I might have stopped there again during my last trip except for a new discovery down at the far end of the road, a place called Hot Tails that I had somehow never noticed before. I thought I knew all the restaurants in New Roads – there aren’t that many of them – but this one had been unnoticed. Not anymore. A week earlier, I had been a judge at the Louisiana Seafood Promotion & Marketing Board’s Seafood Cook-Off competition. One of the contestants was Hot Tails’ Cody Carroll, who served a Speckled Trout Perdu dish that had so many flavorful ingredients it had to be served in a bowl. Though we judges never got to see the tabulated votes, from talking to other judges after the contest I suspect Chef Carroll won by a landslide.
By sheer circumstance I happened to be driving by Hot Tails a week later. I stopped in long enough to take a picture of Carroll and his sous chef and wife, Samantha. New Roads is hardly a media center, but the word of the local guy’s success was getting out. As I got out of my automobile, a woman who was getting into hers asked me if I had eaten there before.
I told her I had not.
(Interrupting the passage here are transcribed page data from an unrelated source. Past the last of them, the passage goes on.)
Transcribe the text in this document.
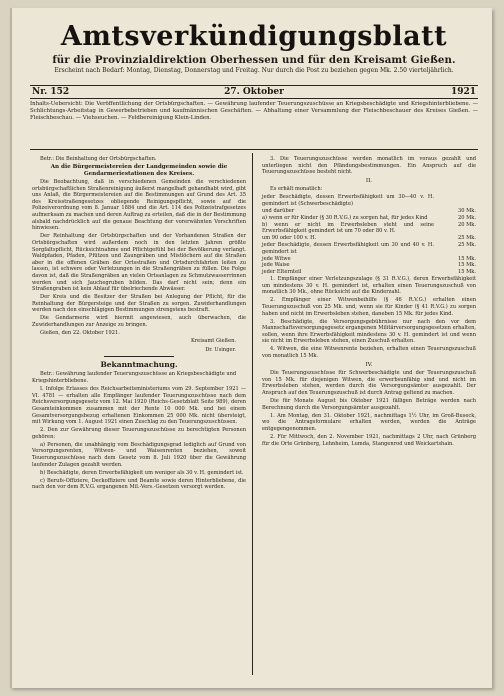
Amtsverkündigungsblatt
für die Provinzialdirektion Oberhessen und für den Kreisamt Gießen.
Erscheint nach Bedarf: Montag, Dienstag, Donnerstag und Freitag. Nur durch die Post zu beziehen gegen Mk. 2.50 vierteljährlich.
27. Oktober
Nr. 152	1921
Inhalts-Uebersicht: Die Veröffentlichung der Ortsbürgschaften. — Gewährung laufender Teuerungszuschüsse an Kriegsbeschädigte und Kriegshinterbliebene. — Schlichtungs-Arbeitstag in Gewerbebetrieben und kaufmännischen Geschäften. — Abhaltung einer Versammlung der Fleischbeschauer des Kreises Gießen. — Fleischbeschau. — Viehseuchen. — Feldbereinigung Klein-Linden.

Betr.: Die Beinhaltung der Ortsbürgschaften.

An die Bürgermeistereien der Landgemeinden sowie die Gendarmeriestationen des Kreises.

Die Beobachtung, daß in verschiedenen Gemeinden die verschiedenen ortsbürgschaftlichen Straßenreinigung äußerst mangelhaft gehandhabt wird, gibt uns Anlaß, die Bürgermeistereien auf die Bestimmungen auf Grund des Art. 35 des Kreisstraßengesetzes obliegende Reinigungspflicht, sowie auf die Polizeiverordnung vom 8. Januar 1884 und die Art. 114 des Polizeistrafgesetzes aufmerksam zu machen und deren Auftrag zu erteilen, daß die in der Bestimmung alsbald nachdrücklich auf die genaue Beachtung der vorerwähnten Vorschriften hinwiesen.

Der Reinhaltung der Ortsbürgschaften und der Vorhandenen Straßen der Ortsbürgschaften wird außerdem noch in den letzten Jahren größte Sorgfaltspflicht, Rücksichtnahme und Pflichtgefühl bei der Bevölkerung verlangt. Waldpfaden, Pfaden, Pfützen und Zaungräben und Mistlöchern auf die Straßen aber in die offenen Gräben der Ortsstraßen und Ortsdurchfahrten leiten zu lassen, ist schwere oder Verletzungen in die Straßengräben zu füllen. Die Folge davon ist, daß die Straßengräben an vielen Ortsanlagen zu Schmutzwasserrinnen werden und sich Jauchegruben bilden. Das darf nicht sein; denn ein Straßengraben ist kein Ablauf für übelriechende Abwässer.

Der Kreis und die Besitzer der Straßen bei Anlegung der Pflicht, für die Reinhaltung der Bürgersteige und der Straßen zu sorgen. Zuwiderhandlungen werden nach den einschlägigen Bestimmungen strengstens bestraft.

Die Gendarmerie wird hiermit angewiesen, auch überwachen, die Zuwiderhandlungen zur Anzeige zu bringen.

Gießen, den 22. Oktober 1921.

Kreisamt Gießen.
Dr. Usinger.
Bekanntmachung.

Betr.: Gewährung laufender Teuerungszuschüsse an Kriegsbeschädigte und Kriegshinterbliebene.

I. Infolge Erlasses des Reichsarbeitsministeriums vom 29. September 1921 — VI. 4781 — erhalten alle Empfänger laufender Teuerungszuschüsse nach dem Reichsversorgungsgesetz vom 12. Mai 1920 (Reichs-Gesetzblatt Seite 989), deren Gesamteinkommen zusammen mit der Rente 10 000 Mk. und bei einem Gesamtversorgungsbezug erhaltenen Einkommen 25 000 Mk. nicht übersteigt, mit Wirkung vom 1. August 1921 einen Zuschlag zu den Teuerungszuschüssen.

2. Den zur Gewährung dieser Teuerungszuschüsse zu berechtigten Personen gehören:

a) Personen, die unabhängig vom Beschädigungsgrad lediglich auf Grund von Versorgungsrenten, Witwen- und Waisenrenten beziehen, soweit Teuerungszuschüsse nach dem Gesetz vom 8. Juli 1920 über die Gewährung laufender Zulagen gezahlt werden.

b) Beschädigte, deren Erwerbsfähigkeit um weniger als 30 v. H. gemindert ist.

c) Berufs-Offiziere, Deckoffiziere und Beamte sowie deren Hinterbliebene, die nach den vor dem R.V.G. ergangenen Mil.-Vers.-Gesetzen versorgt werden.

3. Die Teuerungszuschüsse werden monatlich im voraus gezahlt und unterliegen nicht den Pfändungsbestimmungen. Ein Anspruch auf die Teuerungszuschüsse besteht nicht.

II.

Es erhält monatlich:

jeder Beschädigte, dessen Erwerbsfähigkeit um 30—40 v. H. gemindert ist (Schwerbeschädigte)	
und darüber	30 Mk.
a) wenn er für Kinder (§ 30 R.V.G.) zu sorgen hat, für jedes Kind	20 Mk.
b) wenn er nicht im Erwerbsleben steht und seine Erwerbsfähigkeit gemindert ist um 70 oder 80 v. H.	20 Mk.
um 90 oder 100 v. H.	25 Mk.
jeder Beschädigte, dessen Erwerbsfähigkeit um 30 und 40 v. H. gemindert ist	25 Mk.
jede Witwe	15 Mk.
jede Waise	15 Mk.
jeder Elternteil	15 Mk.

1. Empfänger einer Verletzungszulage (§ 31 R.V.G.), deren Erwerbsfähigkeit um mindestens 30 v. H. gemindert ist, erhalten einen Teuerungszuschuß von monatlich 30 Mk., ohne Rücksicht auf die Kinderzahl.

2. Empfänger einer Witwenbeihilfe (§ 46 R.V.G.) erhalten einen Teuerungszuschuß von 25 Mk. und, wenn sie für Kinder (§ 41 R.V.G.) zu sorgen haben und nicht im Erwerbsleben stehen, daneben 15 Mk. für jedes Kind.

3. Beschädigte, die Versorgungsgebührnisse nur nach den vor dem Mannschaftsversorgungsgesetz ergangenen Militärversorgungsgesetzen erhalten, sollen, wenn ihre Erwerbsfähigkeit mindestens 30 v. H. gemindert ist und wenn sie nicht im Erwerbsleben stehen, einen Zuschuß erhalten.

4. Witwen, die eine Witwenrente beziehen, erhalten einen Teuerungszuschuß von monatlich 15 Mk.

IV.

Die Teuerungszuschüsse für Schwerbeschädigte und der Teuerungszuschuß von 15 Mk. für diejenigen Witwen, die erwerbsunfähig sind und nicht im Erwerbsleben stehen, werden durch die Versorgungsämter ausgezahlt. Der Anspruch auf den Teuerungszuschuß ist durch Antrag geltend zu machen.

Die für Monate August bis Oktober 1921 fälligen Beträge werden nach Berechnung durch die Versorgungsämter ausgezahlt.

1. Am Montag, den 31. Oktober 1921, nachmittags 1½ Uhr, im Groß-Buseck, wo die Antragsformulare erhalten werden, werden die Anträge entgegengenommen.

2. Für Mittwoch, den 2. November 1921, nachmittags 2 Uhr, nach Grünberg für die Orte Grünberg, Lehnheim, Lumda, Stangenrod und Weickartshain.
Then she and her husband sided up next to men as though to deliver a state secret: “Last week he was selected the Louisiana Seafood King.” “Wow!” I responded.
Carroll’s crown is now on display in a trophy case inside the restaurant. So too are diplomas he and Samantha earned from the Baton Rouge-based Louisiana Culinary Institute.
Seeing the couple pose together reminded me that last year’s Cook-Off winner, Keith Frentz of Lola restaurant in Covington, was also part of a tandem with his wife, Nealy Crawford-Frentz. Might we be seeing a new generation of chef teams who studied cooking together and now are creating imaginative new dishes, not just in the big city, but along country roads, too?
Carroll is proud of the restaurant he converted from a former drive-through convenience store. He’s also excited about his neighborhood.
Down the block across the street, a new Walmart is rising. Across the road, work has begun on a strip shopping center. “I am going to get a bigger sign,” he said. I suspect he will need it.